A tool for scraping poems from allpoetry.com, originally implemented by EleutherAI and modified to include comments associated with each poem.
to scrape the first 100000 poems on the site:
python scrape_poems.py
to scrape all poems:
python scrape_poems.py -a
to scrape from poem 500000 to 1000000:
python scrape_poems.py --start_id 500000 --latest_id 1000000
All usage options:
usage: scrape_poems.py [-h] [--latest_id LATEST_ID] [--start_id START_ID]
[--chunk_size CHUNK_SIZE] [-a] [-v] [-c]
CLI for allpoetry dataset - A tool for scraping poems from allpoetry.com
optional arguments:
-h, --help show this help message and exit
--latest_id LATEST_ID
scrape from start_id to latest_id poems (default:
100000)
--start_id START_ID scrape from start_id to latest_id poems (default: 1)
--chunk_size CHUNK_SIZE
size of multiprocessing chunks (default: 500)

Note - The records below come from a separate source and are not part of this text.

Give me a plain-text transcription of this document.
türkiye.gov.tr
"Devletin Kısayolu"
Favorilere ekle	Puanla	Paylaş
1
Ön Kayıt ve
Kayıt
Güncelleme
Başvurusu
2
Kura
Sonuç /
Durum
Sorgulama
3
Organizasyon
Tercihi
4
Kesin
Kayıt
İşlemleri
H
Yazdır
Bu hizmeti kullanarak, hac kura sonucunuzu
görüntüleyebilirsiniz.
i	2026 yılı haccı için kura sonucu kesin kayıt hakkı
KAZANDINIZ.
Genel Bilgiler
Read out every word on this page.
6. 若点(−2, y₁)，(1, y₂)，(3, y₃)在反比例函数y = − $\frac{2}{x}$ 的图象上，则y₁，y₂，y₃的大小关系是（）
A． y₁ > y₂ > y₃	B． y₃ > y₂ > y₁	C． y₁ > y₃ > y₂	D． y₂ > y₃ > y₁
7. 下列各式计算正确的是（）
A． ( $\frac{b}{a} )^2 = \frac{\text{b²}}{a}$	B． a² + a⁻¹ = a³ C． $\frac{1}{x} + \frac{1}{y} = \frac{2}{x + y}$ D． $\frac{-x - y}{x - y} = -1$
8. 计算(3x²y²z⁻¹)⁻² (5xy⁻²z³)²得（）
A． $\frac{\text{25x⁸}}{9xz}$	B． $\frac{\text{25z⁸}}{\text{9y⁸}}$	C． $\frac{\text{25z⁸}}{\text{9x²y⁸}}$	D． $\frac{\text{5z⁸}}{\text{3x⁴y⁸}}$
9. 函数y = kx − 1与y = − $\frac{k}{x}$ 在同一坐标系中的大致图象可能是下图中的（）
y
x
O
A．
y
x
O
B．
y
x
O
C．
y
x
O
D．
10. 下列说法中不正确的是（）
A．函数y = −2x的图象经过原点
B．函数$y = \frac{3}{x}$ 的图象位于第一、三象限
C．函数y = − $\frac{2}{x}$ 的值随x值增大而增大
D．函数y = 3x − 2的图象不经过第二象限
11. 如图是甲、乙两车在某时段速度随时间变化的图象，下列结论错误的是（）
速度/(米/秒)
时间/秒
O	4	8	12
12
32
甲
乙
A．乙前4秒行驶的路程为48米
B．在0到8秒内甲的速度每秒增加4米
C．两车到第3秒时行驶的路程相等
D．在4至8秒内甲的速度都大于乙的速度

-a, --all if this flag is set *all poems* up until the latest
poem will be scraped
-v, --verbose if this flag is set a poem will be printed out every
chunk
-c, --checkpoint if this flag is set the scraper will resume from the
poem id in out/checkpoint.txt
from lm_dataformat import Reader
reader = Reader('input_dir_or_file') # e.g., "out/data_0_time1679533961_default.jsonl.zst" or "out/"
for doc in reader.stream_data(get_meta=True):
print(doc)
The original implementation is by EleutherAI and released under the MIT license. The current author waives the rights of the scripts.